NIBCO’s project plan was aligned to its strategy. The project scope as well as the project plan reflected the strategy, and the organization wase very much focused on achieving its strategic objectives:
• Increase product development capability;
• Transition from exporter to global organization;
• Become a customer responsive organization; and
• Develop supply and demand chain capabilities.
The project focus was to implement SAP R/3 in a big bang approach with a target completion time of 15 months. NIBCO was to utilize predefined business processes in R/3 as a “good enough” business model. NIBCO was to engage the SAP consulting group of IBM to work with the NIBCO process team in a collaborative manner to maintain good chemistry with, coach, and mentor NIBCO staff.
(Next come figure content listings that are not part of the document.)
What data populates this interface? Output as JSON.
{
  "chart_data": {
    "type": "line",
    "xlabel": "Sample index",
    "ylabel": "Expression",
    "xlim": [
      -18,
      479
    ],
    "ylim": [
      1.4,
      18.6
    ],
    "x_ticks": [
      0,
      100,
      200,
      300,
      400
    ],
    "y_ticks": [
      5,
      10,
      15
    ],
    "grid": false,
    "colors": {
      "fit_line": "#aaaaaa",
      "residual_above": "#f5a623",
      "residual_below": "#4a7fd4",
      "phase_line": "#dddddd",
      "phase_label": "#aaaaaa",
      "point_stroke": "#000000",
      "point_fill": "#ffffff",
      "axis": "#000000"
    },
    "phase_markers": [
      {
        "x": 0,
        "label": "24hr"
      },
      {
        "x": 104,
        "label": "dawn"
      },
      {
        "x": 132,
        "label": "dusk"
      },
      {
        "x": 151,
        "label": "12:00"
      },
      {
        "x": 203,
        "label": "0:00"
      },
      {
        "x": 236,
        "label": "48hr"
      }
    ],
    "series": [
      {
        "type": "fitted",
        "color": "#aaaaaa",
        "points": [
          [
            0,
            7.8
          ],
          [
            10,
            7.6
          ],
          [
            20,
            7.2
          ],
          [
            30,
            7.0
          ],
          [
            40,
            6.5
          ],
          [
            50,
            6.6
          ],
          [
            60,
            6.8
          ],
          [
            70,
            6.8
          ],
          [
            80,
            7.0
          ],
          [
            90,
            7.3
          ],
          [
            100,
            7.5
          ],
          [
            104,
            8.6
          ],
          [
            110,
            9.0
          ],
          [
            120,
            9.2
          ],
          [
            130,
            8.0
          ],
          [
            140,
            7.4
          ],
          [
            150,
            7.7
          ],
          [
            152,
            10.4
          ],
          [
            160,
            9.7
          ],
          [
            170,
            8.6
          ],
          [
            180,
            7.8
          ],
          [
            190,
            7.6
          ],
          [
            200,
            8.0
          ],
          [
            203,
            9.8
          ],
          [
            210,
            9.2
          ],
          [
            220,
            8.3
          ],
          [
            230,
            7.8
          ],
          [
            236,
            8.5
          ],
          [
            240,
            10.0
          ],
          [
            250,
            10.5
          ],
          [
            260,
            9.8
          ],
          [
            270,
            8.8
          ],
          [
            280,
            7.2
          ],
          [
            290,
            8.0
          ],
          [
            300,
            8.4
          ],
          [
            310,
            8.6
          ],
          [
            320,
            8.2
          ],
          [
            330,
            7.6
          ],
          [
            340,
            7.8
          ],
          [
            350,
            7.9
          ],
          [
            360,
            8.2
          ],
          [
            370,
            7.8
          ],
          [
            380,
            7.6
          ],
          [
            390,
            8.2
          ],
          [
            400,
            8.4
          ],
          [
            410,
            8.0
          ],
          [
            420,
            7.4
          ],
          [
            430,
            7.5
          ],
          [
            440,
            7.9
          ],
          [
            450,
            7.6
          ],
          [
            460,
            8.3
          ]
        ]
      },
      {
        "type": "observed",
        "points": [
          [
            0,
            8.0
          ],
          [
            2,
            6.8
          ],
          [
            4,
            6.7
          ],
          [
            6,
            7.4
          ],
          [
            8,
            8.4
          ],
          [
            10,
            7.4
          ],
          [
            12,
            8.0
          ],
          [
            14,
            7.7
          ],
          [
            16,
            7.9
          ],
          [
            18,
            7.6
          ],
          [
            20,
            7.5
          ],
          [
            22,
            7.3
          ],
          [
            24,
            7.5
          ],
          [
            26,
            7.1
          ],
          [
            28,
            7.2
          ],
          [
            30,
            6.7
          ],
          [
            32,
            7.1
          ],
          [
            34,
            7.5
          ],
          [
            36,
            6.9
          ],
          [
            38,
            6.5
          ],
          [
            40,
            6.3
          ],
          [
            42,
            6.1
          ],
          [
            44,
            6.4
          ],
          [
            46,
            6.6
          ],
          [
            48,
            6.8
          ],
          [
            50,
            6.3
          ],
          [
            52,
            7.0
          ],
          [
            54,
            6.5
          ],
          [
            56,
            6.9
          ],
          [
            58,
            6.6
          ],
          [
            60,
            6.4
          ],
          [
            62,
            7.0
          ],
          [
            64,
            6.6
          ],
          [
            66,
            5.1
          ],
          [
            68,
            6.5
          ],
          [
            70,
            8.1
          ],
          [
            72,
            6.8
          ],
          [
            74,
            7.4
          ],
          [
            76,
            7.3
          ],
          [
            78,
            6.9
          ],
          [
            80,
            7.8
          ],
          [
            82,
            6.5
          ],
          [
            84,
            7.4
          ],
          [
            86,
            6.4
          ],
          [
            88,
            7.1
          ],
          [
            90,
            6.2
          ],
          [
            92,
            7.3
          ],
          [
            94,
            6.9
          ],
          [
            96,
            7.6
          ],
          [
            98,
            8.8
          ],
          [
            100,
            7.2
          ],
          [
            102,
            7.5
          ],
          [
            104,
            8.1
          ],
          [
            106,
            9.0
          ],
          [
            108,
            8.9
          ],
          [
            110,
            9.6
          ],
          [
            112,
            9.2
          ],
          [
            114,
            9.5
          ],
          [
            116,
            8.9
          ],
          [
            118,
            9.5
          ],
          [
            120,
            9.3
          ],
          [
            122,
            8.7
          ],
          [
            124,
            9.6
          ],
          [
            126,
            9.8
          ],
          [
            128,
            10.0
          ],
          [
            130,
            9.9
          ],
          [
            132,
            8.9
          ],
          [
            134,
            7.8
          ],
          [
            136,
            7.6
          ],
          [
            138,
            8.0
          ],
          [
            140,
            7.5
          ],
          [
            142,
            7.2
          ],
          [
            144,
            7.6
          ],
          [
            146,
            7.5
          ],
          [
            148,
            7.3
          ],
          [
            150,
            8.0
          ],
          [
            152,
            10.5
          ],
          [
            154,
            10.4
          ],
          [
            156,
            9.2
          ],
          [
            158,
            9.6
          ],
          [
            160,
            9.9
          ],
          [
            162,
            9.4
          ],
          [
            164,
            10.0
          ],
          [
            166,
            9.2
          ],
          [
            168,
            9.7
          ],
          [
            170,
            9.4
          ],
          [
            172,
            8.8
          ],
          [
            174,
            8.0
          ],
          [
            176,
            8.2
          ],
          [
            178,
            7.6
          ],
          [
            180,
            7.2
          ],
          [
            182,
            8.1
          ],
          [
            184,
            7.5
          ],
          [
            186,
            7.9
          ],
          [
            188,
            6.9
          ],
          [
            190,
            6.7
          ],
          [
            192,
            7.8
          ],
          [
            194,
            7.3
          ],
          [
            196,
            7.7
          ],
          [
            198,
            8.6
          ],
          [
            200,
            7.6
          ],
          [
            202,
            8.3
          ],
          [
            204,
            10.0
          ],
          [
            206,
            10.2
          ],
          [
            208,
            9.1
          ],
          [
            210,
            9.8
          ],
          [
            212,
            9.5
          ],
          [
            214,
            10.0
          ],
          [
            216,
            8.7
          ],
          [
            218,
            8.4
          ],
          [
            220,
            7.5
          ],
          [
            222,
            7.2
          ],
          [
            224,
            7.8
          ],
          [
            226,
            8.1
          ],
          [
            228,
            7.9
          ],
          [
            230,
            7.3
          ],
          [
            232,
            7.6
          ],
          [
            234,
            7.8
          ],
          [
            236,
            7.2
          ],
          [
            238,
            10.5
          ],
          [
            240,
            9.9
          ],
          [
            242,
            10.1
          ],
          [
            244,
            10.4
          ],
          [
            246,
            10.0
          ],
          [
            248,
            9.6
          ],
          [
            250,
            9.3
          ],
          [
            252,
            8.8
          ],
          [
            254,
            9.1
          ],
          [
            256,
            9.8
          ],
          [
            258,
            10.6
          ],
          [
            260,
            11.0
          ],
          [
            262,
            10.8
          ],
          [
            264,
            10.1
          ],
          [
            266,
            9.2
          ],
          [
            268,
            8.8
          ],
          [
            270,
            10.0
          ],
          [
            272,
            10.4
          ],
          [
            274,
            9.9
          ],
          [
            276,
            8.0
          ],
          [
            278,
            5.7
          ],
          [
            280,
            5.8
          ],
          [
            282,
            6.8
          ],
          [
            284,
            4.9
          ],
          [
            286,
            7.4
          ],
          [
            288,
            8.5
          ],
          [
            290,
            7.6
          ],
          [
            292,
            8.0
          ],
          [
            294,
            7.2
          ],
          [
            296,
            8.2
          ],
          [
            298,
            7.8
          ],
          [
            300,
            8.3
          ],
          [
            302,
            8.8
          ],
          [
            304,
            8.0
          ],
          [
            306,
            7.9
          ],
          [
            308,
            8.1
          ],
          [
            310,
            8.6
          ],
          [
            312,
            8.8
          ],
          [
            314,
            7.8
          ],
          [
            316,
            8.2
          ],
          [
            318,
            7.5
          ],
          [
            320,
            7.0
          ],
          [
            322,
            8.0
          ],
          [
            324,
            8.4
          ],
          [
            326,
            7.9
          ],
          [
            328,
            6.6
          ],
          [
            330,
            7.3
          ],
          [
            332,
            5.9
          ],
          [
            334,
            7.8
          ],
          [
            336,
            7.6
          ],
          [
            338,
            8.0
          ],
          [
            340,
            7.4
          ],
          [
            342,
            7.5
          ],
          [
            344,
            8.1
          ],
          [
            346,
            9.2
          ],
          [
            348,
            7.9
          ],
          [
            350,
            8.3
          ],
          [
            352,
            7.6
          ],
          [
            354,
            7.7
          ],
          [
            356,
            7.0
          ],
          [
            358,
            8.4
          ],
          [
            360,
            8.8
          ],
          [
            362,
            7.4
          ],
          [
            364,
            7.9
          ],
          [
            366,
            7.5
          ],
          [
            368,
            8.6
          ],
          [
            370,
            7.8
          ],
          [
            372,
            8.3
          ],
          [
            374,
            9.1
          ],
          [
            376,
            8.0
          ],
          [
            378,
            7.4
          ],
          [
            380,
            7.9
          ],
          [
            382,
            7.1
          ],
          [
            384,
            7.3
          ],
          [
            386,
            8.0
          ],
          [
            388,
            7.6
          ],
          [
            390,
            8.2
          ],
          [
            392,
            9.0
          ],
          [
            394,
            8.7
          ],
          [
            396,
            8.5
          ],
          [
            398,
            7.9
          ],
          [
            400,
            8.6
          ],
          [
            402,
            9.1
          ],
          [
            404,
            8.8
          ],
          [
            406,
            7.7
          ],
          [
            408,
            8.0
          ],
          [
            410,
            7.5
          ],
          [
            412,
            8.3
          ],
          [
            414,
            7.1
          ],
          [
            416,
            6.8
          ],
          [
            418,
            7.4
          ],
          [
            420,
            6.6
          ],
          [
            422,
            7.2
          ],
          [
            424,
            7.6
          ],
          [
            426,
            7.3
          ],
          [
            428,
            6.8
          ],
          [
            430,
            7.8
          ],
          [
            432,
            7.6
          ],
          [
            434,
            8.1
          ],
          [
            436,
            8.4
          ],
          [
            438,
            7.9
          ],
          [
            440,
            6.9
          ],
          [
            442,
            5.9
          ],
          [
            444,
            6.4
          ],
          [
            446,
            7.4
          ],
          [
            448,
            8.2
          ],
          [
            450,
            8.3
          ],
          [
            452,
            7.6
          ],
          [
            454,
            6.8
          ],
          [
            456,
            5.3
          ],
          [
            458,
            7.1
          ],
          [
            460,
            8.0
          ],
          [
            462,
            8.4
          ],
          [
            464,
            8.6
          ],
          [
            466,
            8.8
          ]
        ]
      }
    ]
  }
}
The expected result was skill and knowledge transfer to NIBCO employees so as to enable NIBCO to reach its strategic objectives.
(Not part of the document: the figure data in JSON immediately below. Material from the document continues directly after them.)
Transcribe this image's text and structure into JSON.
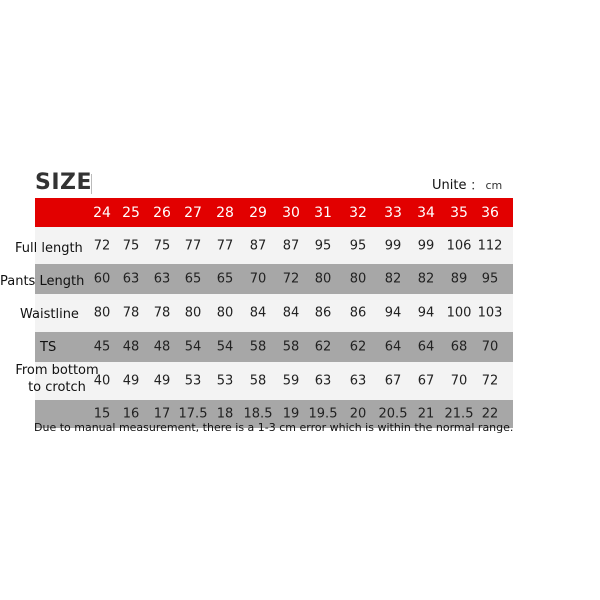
{
  "title": "SIZE",
  "unit_label": "Unite",
  "unit_colon": "：",
  "unit_value": "cm",
  "colors": {
    "header": "#e20000",
    "row_light": "#f3f3f3",
    "row_dark": "#a7a7a7"
  },
  "sizes": [
    "24",
    "25",
    "26",
    "27",
    "28",
    "29",
    "30",
    "31",
    "32",
    "33",
    "34",
    "35",
    "36"
  ],
  "rows": [
    {
      "label": "Full length",
      "values": [
        "72",
        "75",
        "75",
        "77",
        "77",
        "87",
        "87",
        "95",
        "95",
        "99",
        "99",
        "106",
        "112"
      ]
    },
    {
      "label": "Pants Length",
      "values": [
        "60",
        "63",
        "63",
        "65",
        "65",
        "70",
        "72",
        "80",
        "80",
        "82",
        "82",
        "89",
        "95"
      ]
    },
    {
      "label": "Waistline",
      "values": [
        "80",
        "78",
        "78",
        "80",
        "80",
        "84",
        "84",
        "86",
        "86",
        "94",
        "94",
        "100",
        "103"
      ]
    },
    {
      "label": "TS",
      "values": [
        "45",
        "48",
        "48",
        "54",
        "54",
        "58",
        "58",
        "62",
        "62",
        "64",
        "64",
        "68",
        "70"
      ]
    },
    {
      "label": "From bottom to crotch",
      "values": [
        "40",
        "49",
        "49",
        "53",
        "53",
        "58",
        "59",
        "63",
        "63",
        "67",
        "67",
        "70",
        "72"
      ]
    },
    {
      "label": "",
      "values": [
        "15",
        "16",
        "17",
        "17.5",
        "18",
        "18.5",
        "19",
        "19.5",
        "20",
        "20.5",
        "21",
        "21.5",
        "22"
      ]
    }
  ],
  "note": "Due to manual measurement, there is a 1-3 cm error which is within the normal range."
}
IBM’s consulting practice for NIBCO consisted of three major solutions integrated to
provide services in order to implement SAP: people, business process, and technology (as shown in Figure 5-6). The people solution was to assist NIBCO in preparing the staff effectively to understand their role in the organizational change and add value through their active participation. To assist NIBCO to take advantage of SAP’s business solutions, business processes were designed. The technology part of the integrated solution was to assist NIBCO in setting up the SAP infrastructure in order to satisfy business requirements. IBM’s view of the project was to have a balanced formal project methodology approach between the new technology and the new organizational change. IBM recommended that NIBCO’s core team assist IBM in the SAP implementation. The project was planned to be built in two phases:
• Phase 1 (approximately 6 weeks’ duration): Preparation: Initial scoping and definition; and
• Phase 2 (approximately 13 weeks’ duration): Analysis, design, and implementation.
Infrastructure and change management consultants were to build the transition to SAP R/3. Both training and organizational change management were planned to continue through the two phases. IBMS’s philosophy toward the project planning was that the key to a successful SAP
project is to manage the application and infrastructure changes as part of an integrated project plan. They wanted to correctly identify the roles and responsibilities of each team as early in the project lifespan as possible, thus mitigating potential schedule overruns.
The organizational change plan consisted of four components: managing communications, building teams, securing organizational commitment to change, and transferring skills. These four working components were geared toward facilitating the development of a sustainable organization, the business process, and technology changes. A training and education plan was also developed to provide ongoing educational reinforcement to the core, IT, functional, and extended staff.
The initial WBS was broken into an initial scoping and definition phase as well as an implementation phase. The final project budget was estimated to be about $17 million, 30 percent higher than the previous estimate. One of the major reasons for the increase was the inclusion of change management costs including training. About one-third of the final budget was for technology infrastructure costs, including the R/3 software. The cost summary and budget are shown in Table 5-7.
1. Using the information in this section, write a project plan for NIBCO
2. Why is change management so important for NIBCO?
3. Use the WBS and start a project plan using Microsoft Project
4. Write a rationale for each of the cost summary items
Project plan for NIBCO:
As Big bang approach is crucial and difficult to inbuilt, therefore, it was a necessity for NIBCO to get it implemented through a professional consultant.However, change management is important for NIBCO in order to follow best business practices built in SAP as well as manage changes.For staying updated in this global technological world it is extremely important for organizations like NIBCO to implement required change time to time.